Tuesday, April 22, 2008

ii.

serial, defined

The serialisation of television is a phenomena that evolved from the remnants of ongoing radio serials. The serialisation of television, in its most basic sense, can be broken up into these genres:

Soap operas are stories that are continuous and indefinite, usually left open-ended or unresolved in order to sustain and perpetuate its eternal existence. Examples include the primetime Neighbours (Grundy, 1985-) and or the daytime Dallas (CBS, 1978-91). (Creeber, 2004:8)



Series have a self-contained episodic format, events are usually resolved within the episode. Examples could include most situational comedies, such as Frasier (NBC, 1993-2004) [moment of subjectivity: arguably the greatest show ever created], or a primetime drama series like Law & Order and its countless spinoffs. (Creeber, 2004:8)

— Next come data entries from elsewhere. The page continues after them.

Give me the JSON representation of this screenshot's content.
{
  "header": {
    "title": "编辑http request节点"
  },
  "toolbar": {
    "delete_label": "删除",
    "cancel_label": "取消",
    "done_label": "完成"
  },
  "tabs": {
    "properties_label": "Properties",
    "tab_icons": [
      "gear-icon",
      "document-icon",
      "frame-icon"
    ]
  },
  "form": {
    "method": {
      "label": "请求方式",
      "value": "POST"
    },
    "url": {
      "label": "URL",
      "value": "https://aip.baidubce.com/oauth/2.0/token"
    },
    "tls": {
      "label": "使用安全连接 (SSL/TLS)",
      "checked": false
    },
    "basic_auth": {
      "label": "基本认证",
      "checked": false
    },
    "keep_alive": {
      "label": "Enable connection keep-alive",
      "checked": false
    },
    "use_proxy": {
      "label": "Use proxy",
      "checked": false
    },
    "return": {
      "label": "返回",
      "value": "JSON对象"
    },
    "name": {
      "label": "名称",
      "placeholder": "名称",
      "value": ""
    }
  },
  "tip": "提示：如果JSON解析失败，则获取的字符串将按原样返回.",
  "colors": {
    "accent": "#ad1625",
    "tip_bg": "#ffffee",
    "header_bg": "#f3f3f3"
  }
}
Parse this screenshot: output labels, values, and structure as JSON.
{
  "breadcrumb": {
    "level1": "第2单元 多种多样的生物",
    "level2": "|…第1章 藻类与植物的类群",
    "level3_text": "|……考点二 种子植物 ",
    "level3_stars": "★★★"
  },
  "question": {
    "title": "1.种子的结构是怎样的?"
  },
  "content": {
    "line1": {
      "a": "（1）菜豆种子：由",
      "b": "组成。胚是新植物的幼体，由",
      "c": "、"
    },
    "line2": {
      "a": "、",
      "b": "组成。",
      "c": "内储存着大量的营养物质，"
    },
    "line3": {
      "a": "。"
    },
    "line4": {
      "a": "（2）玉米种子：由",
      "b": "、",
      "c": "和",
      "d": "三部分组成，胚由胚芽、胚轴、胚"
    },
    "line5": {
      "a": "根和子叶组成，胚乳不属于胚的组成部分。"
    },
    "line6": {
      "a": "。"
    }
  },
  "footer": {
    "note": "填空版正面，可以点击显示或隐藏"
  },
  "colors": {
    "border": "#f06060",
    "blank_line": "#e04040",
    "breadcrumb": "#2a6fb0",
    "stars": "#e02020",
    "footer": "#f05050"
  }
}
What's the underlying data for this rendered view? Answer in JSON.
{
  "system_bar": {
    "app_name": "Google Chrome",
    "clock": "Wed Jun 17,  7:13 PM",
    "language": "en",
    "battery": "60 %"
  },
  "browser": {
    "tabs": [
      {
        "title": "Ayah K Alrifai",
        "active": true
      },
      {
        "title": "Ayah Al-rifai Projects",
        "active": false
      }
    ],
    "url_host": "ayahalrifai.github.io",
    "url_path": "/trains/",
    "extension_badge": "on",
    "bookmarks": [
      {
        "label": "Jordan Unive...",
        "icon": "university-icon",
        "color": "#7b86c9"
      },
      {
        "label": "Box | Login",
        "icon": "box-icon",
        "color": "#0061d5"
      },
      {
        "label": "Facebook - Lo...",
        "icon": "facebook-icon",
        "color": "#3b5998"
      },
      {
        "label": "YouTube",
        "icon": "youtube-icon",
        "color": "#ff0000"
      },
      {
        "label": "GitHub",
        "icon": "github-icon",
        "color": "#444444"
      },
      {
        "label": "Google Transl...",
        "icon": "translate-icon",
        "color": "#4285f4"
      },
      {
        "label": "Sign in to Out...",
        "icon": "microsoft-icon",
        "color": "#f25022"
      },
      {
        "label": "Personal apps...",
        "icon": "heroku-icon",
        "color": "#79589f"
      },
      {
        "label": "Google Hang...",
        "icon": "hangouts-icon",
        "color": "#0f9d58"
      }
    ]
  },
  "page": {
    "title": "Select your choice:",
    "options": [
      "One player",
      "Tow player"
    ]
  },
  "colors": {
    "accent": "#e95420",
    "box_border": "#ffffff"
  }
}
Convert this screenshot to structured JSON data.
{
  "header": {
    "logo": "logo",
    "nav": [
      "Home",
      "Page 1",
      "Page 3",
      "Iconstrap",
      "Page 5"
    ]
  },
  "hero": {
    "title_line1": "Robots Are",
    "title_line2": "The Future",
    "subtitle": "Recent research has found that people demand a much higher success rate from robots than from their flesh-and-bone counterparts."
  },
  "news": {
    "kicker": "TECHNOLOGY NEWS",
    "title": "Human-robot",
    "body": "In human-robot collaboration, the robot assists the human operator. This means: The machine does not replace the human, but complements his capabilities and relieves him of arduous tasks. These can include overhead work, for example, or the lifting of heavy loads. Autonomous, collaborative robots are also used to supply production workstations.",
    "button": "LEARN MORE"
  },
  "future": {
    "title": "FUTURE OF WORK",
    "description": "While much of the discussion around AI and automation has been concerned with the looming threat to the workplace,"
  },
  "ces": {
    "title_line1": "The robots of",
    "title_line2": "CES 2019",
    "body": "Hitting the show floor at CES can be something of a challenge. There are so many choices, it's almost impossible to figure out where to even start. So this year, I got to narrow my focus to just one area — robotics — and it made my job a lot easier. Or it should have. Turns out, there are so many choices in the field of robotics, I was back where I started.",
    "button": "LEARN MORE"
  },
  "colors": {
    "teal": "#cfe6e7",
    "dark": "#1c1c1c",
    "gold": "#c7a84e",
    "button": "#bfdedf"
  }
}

Serials usually have continuing story arcs lasting several episodes which may or may not witness any kind of closure, climax or resolution. Ironically, it tends to lack the on-going nature of soap operas, or the consistently self-resolving, self-contained nature of series, opting for a trajectory towards a conclusion. Examples include The West Wing (NBC, 1999-2006), 24 (FOX, 2001-) and The Sopranos (HBO, 1999-2007). (Creeber, 2004:8)



Later on, I will examine how the boundaries and distinctions between series and serials generally approaching oblivion. Both are beginning to overlap in highly ambiguous ways, adopting elements of one another to form hybrids which become difficult to classify without considering the grey area.